In disputes over unequal pay, if an employee is able to evidence that they have not received equal pay for equal work, they can make a claim for compensation for the breach of their equal pay rights. Should the employee make a claim through an employment tribunal, they could be awarded the equivalent of 6 years of lost earnings.
In addition, if found in breach of equal pay law, businesses will be required to provide an equal pay audit, except for companies which are less than 12 months old or have less than 10 staff which are exempt.
There only other exceptions are:
- Cases where the employer undertook an audit meeting the regulatory specifications less than 3 years from the tribunals’’ discovery of the equal pay law breach
- Cases where the tribunal believes the disadvantages of carrying out the audit outweigh the benefits
- Cases where the tribunal is convinced that the breach of equal pay law was a one off, and further action is not required in order to avoid future breaches
- Cases where the tribunal is convinced that other breaches of equal pay law are not being committed by the employer
Equal pay law is an increasingly high-profile aspect of business regulation, with greater measure both in monitoring and punishment of companies who do not, or cannot, comply.
As both the legislative framework and public scrutiny continues to grow, businesses need to ensure they are meeting equal pay requirements in order to protect themselves not just from legal ramifications but also from negative public reputations.
Given the complexity of the law and the high cost of breaching the law, legal advice regarding meeting equal pay requirements should be sought as early as possible.

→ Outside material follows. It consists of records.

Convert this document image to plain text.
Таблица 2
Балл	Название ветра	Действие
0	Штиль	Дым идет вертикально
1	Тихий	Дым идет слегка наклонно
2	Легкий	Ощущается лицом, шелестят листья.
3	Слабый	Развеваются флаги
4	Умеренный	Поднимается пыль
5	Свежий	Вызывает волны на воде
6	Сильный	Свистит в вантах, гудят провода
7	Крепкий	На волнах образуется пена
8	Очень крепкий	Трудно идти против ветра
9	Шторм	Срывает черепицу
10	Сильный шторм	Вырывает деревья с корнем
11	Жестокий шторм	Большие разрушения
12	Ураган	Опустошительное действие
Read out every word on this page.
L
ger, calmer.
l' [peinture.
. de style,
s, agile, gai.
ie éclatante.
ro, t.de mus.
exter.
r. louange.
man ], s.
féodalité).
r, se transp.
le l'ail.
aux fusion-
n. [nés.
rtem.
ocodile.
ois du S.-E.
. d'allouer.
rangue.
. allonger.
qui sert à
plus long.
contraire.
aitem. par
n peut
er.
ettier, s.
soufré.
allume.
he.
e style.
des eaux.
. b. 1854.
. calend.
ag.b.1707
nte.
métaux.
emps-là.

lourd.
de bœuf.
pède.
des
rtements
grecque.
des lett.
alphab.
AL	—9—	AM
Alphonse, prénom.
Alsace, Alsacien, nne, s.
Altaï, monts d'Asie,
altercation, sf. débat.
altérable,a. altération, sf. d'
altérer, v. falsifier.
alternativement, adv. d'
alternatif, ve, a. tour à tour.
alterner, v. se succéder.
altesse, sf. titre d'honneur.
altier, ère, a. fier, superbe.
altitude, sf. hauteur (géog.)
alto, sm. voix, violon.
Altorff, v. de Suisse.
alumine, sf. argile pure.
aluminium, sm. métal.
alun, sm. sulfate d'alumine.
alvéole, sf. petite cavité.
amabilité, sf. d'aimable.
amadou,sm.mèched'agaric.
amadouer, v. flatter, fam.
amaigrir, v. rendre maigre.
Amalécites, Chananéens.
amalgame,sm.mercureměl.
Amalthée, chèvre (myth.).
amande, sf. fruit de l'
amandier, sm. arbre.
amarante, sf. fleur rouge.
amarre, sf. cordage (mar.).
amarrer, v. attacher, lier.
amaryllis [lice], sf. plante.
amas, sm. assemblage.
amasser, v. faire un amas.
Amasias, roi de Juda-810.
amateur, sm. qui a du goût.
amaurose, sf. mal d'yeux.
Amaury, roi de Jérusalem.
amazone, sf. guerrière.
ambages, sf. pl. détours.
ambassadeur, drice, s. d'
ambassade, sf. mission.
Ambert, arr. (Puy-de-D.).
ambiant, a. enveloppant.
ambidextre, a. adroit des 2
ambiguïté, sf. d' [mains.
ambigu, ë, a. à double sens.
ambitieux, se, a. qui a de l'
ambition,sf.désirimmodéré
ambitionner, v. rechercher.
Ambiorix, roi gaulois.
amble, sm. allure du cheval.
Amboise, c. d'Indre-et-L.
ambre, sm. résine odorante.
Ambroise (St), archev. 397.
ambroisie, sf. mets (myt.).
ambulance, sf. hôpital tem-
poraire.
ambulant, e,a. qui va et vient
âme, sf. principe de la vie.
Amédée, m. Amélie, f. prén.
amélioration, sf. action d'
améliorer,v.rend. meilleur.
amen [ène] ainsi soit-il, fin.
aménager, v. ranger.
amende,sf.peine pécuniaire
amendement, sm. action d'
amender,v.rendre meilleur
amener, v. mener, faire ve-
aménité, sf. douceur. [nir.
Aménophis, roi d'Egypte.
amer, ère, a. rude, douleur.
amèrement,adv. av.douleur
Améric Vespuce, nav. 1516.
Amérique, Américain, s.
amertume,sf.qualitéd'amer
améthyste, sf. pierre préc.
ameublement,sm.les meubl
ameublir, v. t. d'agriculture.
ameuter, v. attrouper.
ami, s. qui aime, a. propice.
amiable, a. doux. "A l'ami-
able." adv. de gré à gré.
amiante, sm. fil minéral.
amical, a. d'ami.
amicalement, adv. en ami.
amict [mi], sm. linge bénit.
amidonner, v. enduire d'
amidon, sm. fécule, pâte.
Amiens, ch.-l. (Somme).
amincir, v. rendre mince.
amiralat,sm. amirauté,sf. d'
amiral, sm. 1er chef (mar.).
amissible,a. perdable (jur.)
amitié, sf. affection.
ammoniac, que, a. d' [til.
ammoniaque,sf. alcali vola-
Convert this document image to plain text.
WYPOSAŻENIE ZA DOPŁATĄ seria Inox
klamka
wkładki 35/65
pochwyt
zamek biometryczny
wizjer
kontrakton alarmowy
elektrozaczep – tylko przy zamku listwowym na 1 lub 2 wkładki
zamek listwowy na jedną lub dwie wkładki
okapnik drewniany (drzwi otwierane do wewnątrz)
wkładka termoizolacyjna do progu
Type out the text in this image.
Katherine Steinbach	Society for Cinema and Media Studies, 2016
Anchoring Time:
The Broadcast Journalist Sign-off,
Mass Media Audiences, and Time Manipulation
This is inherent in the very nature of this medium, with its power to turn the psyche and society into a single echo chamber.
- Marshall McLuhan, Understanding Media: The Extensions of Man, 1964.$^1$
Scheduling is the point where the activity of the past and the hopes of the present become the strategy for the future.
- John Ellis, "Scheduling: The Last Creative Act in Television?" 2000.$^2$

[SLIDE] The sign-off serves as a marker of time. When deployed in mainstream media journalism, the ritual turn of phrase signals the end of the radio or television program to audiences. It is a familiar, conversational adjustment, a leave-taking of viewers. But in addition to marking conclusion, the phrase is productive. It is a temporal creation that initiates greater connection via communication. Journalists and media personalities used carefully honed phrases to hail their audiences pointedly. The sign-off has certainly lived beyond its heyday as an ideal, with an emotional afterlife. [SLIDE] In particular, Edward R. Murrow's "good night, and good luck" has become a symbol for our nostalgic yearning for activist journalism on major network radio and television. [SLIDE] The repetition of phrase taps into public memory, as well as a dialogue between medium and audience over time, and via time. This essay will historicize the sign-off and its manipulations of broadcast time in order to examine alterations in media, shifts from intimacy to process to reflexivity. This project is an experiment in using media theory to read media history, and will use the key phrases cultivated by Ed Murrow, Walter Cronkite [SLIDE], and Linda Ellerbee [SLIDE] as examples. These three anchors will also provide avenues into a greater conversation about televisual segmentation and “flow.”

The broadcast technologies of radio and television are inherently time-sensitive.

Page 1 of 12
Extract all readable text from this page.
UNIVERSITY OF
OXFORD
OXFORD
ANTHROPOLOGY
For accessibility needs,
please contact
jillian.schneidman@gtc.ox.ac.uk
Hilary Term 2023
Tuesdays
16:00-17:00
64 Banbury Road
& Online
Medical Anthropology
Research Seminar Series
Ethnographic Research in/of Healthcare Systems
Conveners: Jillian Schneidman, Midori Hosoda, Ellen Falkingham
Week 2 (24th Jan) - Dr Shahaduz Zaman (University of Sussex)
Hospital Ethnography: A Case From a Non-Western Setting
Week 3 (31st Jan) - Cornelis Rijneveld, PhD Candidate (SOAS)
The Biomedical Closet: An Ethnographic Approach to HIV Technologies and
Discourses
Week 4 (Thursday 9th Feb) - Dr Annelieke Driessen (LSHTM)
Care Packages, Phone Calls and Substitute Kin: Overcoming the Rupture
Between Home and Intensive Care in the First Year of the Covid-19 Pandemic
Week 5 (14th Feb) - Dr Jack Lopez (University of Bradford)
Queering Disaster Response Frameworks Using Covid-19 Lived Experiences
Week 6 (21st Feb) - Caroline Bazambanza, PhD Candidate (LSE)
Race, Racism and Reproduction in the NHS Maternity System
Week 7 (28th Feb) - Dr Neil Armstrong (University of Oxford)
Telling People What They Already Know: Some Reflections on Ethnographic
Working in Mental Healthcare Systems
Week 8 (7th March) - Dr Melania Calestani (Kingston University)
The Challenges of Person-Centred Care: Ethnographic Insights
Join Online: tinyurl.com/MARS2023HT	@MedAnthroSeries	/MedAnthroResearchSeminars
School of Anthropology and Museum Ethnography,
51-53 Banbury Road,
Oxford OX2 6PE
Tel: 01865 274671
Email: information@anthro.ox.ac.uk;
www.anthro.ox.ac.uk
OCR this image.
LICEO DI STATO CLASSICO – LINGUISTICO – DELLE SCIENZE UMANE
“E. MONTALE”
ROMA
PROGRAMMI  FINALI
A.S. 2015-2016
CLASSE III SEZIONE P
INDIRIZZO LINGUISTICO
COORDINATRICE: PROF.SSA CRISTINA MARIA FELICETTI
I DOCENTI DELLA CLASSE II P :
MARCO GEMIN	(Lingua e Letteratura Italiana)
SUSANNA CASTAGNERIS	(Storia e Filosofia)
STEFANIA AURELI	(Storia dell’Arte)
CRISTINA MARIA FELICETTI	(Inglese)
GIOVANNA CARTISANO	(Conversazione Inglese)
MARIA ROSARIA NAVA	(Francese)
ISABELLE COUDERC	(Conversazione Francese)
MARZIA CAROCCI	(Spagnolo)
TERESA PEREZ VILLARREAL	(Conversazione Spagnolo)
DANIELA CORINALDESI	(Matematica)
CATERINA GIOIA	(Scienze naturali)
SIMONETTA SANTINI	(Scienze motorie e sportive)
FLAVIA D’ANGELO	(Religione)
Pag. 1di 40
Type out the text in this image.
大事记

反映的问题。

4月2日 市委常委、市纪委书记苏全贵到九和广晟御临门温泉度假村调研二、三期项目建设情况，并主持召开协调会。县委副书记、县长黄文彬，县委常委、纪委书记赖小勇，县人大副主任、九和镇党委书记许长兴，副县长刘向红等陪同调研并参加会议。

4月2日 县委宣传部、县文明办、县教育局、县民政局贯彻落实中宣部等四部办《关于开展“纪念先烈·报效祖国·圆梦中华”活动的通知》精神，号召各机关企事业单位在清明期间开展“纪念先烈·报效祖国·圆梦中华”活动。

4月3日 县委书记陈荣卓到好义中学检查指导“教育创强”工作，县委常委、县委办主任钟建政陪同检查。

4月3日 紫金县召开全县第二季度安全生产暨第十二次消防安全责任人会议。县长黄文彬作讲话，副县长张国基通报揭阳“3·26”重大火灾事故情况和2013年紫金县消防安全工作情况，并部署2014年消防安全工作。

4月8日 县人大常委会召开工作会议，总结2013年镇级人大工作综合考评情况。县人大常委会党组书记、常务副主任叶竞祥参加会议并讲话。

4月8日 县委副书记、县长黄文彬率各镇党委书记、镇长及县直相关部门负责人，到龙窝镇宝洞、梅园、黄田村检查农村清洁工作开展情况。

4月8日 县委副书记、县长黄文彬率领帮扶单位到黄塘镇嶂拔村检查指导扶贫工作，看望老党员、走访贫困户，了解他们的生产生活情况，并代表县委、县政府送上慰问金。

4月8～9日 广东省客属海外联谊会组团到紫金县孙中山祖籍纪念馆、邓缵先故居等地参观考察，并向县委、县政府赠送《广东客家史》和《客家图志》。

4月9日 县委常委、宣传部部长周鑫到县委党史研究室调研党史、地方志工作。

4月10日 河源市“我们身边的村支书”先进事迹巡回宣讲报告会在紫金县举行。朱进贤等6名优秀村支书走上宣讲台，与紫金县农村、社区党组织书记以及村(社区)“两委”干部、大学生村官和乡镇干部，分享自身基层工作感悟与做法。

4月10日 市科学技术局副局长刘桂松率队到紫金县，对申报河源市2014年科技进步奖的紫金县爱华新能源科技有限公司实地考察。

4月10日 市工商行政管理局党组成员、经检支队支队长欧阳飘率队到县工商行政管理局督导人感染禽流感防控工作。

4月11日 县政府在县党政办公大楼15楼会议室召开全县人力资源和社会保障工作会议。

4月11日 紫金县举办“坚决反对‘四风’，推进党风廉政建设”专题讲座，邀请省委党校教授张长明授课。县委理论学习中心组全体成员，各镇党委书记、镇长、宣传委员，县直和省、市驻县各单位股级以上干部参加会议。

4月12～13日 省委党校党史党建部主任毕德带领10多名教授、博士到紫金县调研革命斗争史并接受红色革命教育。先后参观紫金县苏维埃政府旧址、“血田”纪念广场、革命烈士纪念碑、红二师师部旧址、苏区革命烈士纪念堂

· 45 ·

The matters contained in this article are intended to be for general information purposes only. This article does not constitute legal advice, nor is it a complete or authoritative statement of the law, and should not be treated as such. Whilst every effort is made to ensure that the information is correct, no warranty, express or implied, is given as to its accuracy and no liability is accepted for any error or omission. Before acting on any of the information contained herein, expert legal advice should be sought.